The question obviously is in terms of landing an interview as opposed to the role - in terms of getting the interview it makes some difference, particularly if your program has a good reputation. At least if there are useful recruiters in your area it can help, but networking can patch up any shortfalls. It helps to show a general discipline - it's more about 'not getting mediocre grades', not flaking out and dropping off etc than the specifics.

HOWEVER, with the hire itself the danger is learning the material but not getting the idea in general. I work in a non-finance field and this is important too - it's amazing how basic questions like 'what if those model assumptions break down' or basic changes to their pretty models or algorithms stump some top of the class graduates. The excuse 'they have no experience' isn't good enough as often the mistake they are making is common sense based to a comical degree and/or another graduate with less experience shows common sense and nails it. In the end giving the impression you will hit the ground running is the clincher - at that stage your grades won't matter a damn.

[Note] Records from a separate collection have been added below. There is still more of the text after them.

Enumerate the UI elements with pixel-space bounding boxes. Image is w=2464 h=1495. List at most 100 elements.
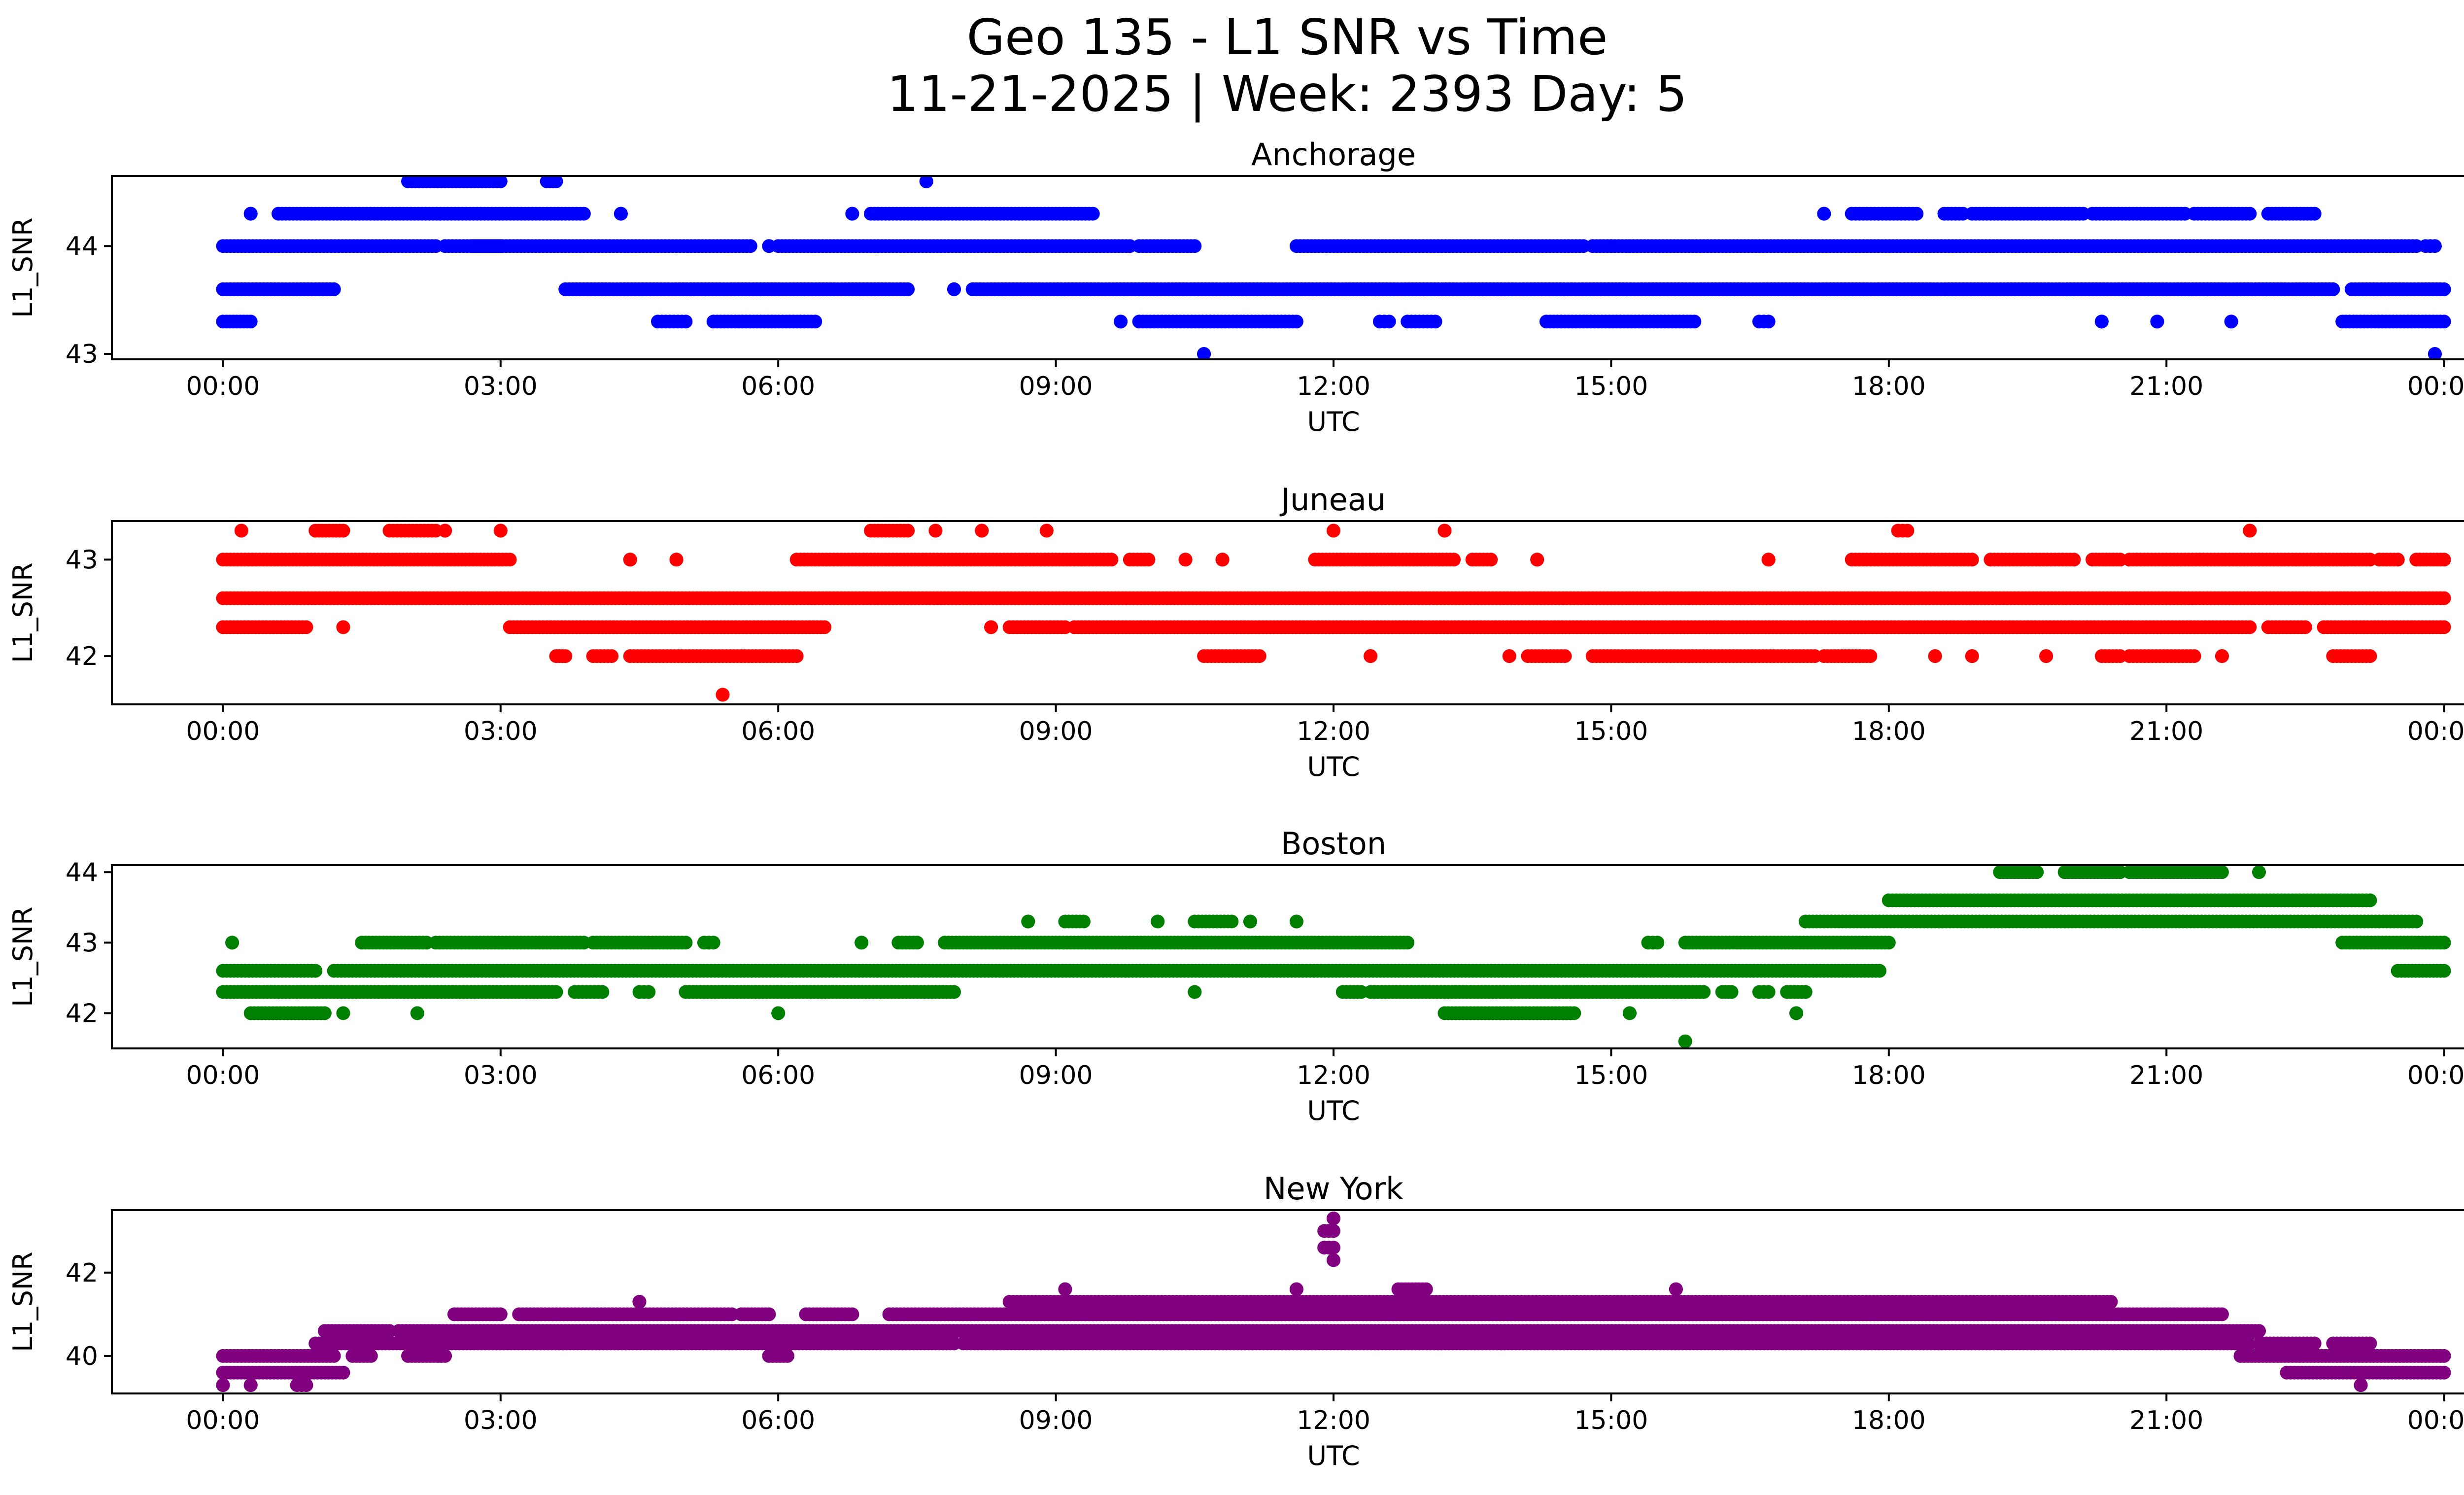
data-point	[2030, 865, 2044, 879]
data-point	[947, 985, 961, 999]
data-point	[818, 620, 832, 634]
data-point	[1900, 523, 1915, 538]
x-tick-label: 03:00	[464, 1061, 538, 1090]
data-point	[2307, 207, 2322, 221]
data-point	[2391, 553, 2405, 567]
data-point	[549, 985, 563, 999]
x-axis-label: UTC	[1307, 1095, 1360, 1126]
data-point	[1327, 523, 1340, 538]
x-tick-label: 21:00	[2129, 717, 2203, 746]
data-point	[928, 523, 943, 538]
data-point	[2215, 649, 2229, 663]
data-point	[2363, 649, 2377, 663]
data-point	[623, 553, 637, 567]
data-point	[503, 553, 517, 567]
data-point	[558, 649, 573, 663]
x-tick-label: 15:00	[1574, 372, 1648, 401]
data-point	[1817, 207, 1831, 221]
data-point	[1724, 985, 1739, 999]
x-tick-label: 00:00	[2407, 372, 2464, 401]
data-point	[947, 282, 961, 296]
data-point	[1327, 1241, 1340, 1255]
data-point	[901, 282, 915, 296]
y-axis-label: L1_SNR	[7, 562, 38, 663]
y-tick-label: 42	[66, 642, 98, 671]
x-tick-label: 09:00	[1019, 1061, 1093, 1090]
data-point	[1021, 914, 1035, 929]
data-point	[2437, 314, 2451, 329]
data-point	[234, 523, 248, 538]
data-point	[2094, 314, 2109, 329]
data-point	[1327, 1253, 1340, 1267]
data-point	[901, 523, 915, 538]
data-point	[243, 314, 258, 329]
data-point	[2363, 893, 2377, 907]
data-point	[2409, 914, 2424, 929]
data-point	[299, 620, 313, 634]
data-point	[2428, 239, 2442, 253]
data-point	[716, 688, 730, 702]
data-point	[1910, 207, 1924, 221]
data-point	[2437, 936, 2451, 950]
data-point	[438, 523, 452, 538]
data-point	[327, 282, 341, 296]
data-point	[1151, 914, 1165, 929]
data-point	[614, 207, 628, 221]
x-tick-label: 12:00	[1297, 717, 1370, 746]
data-point	[308, 964, 323, 978]
x-tick-label: 15:00	[1574, 1061, 1648, 1090]
data-point	[1225, 914, 1239, 929]
x-tick-label: 00:00	[186, 1061, 260, 1090]
scatter-series-anchorage	[216, 176, 2451, 359]
data-point	[1058, 1282, 1072, 1296]
y-tick-label: 43	[66, 340, 98, 369]
data-point	[1401, 936, 1415, 950]
data-point	[1289, 314, 1303, 329]
x-tick-label: 12:00	[1297, 372, 1370, 401]
data-point	[2437, 553, 2451, 567]
data-point	[1382, 314, 1396, 329]
data-point	[2252, 865, 2266, 879]
data-point	[1289, 1282, 1303, 1296]
data-point	[2437, 282, 2451, 296]
data-point	[910, 936, 924, 950]
data-point	[1484, 553, 1498, 567]
data-point	[595, 985, 610, 999]
data-point	[1502, 649, 1516, 663]
data-point	[1327, 1224, 1340, 1238]
x-axis-label: UTC	[1307, 406, 1360, 437]
data-point	[2298, 620, 2312, 634]
data-point	[2437, 964, 2451, 978]
data-point	[1789, 1006, 1803, 1020]
data-point	[1141, 553, 1156, 567]
subplot-title: Boston	[1281, 826, 1386, 862]
x-tick-label: 00:00	[186, 372, 260, 401]
data-point	[1215, 553, 1230, 567]
data-point	[1798, 985, 1813, 999]
y-tick-label: 42	[66, 999, 98, 1028]
data-point	[1650, 936, 1665, 950]
data-point	[317, 1006, 332, 1020]
data-point	[789, 649, 804, 663]
data-point	[2243, 523, 2257, 538]
data-point	[549, 176, 563, 188]
data-point	[1188, 239, 1202, 253]
data-point	[410, 1006, 424, 1020]
data-point	[2243, 207, 2257, 221]
data-point	[336, 523, 350, 538]
data-point	[1447, 553, 1461, 567]
data-point	[1327, 1211, 1340, 1225]
data-point	[1039, 523, 1054, 538]
data-point	[2187, 649, 2201, 663]
data-point	[1761, 985, 1776, 999]
data-point	[919, 176, 933, 188]
subplot-title: New York	[1264, 1171, 1403, 1207]
data-point	[1114, 314, 1128, 329]
y-axis-label: L1_SNR	[7, 217, 38, 318]
data-point	[605, 649, 619, 663]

My advice would be to continue on with the studies, but once in a while get the head out of the books, away from the programming and talk to practitioners about what models they use. And talk to non-quants too. And network once in a while.
 
Hi,
Thanks for all the replies. I am getting the general consensus is that if you are at a good program then I should practice interviewing skills/ and develop a stronger skillset in general.

In my case, I want to transition from a quant risk (I don't use C++, only VBA, Matlab and sql) job in insurance to a trading role. I am going to a pretty highly ranked program, and I am thinking of starting to build my own simple trading strategies on Python/R (I don't expect to make anything groundbreaking), would that be helpful in terms of interviews or will I still be overlooked by someone in the program who lets say already has worked for a major prop shop?

In essence, I am trying to see what I can do before the program to maximize my chance of getting a FO trading role after the program.
 
Last edited:
Hi,
Thanks for all the replies. I am getting the general consensus is that if you are at a good program then I should practice interviewing skills/ and develop a stronger skillset in general.

In my case, I want to transition from a quant risk (I don't use C++, only VBA, Matlab and sql) job in insurance to a trading role. I am going to a pretty highly ranked program, and I am thinking of starting to build my own simple trading strategies on Python/R (I don't expect to make anything groundbreaking), would that be helpful in terms of interviews or will I still be overlooked by someone in the program who lets say already has worked for a major prop shop?

In essence, I am trying to see what I can do before the program to maximize my chance of getting a FO trading role after the program.

Is the Rotman trading competition prestigious at all? I believe the Baruch guys who win it often end up going into trading roles. Perhaps that's a good thing to have to prove your interest and prowess in trading.
 
Is the Rotman trading competition prestigious at all? I believe the Baruch guys who win it often end up going into trading roles. Perhaps that's a good thing to have to prove your interest and prowess in trading.
I don't know about prestige but it sounds interesting and pretty fun, plus all the major grad schools participate in it, so if anything you might learn something/help with interviews and etc.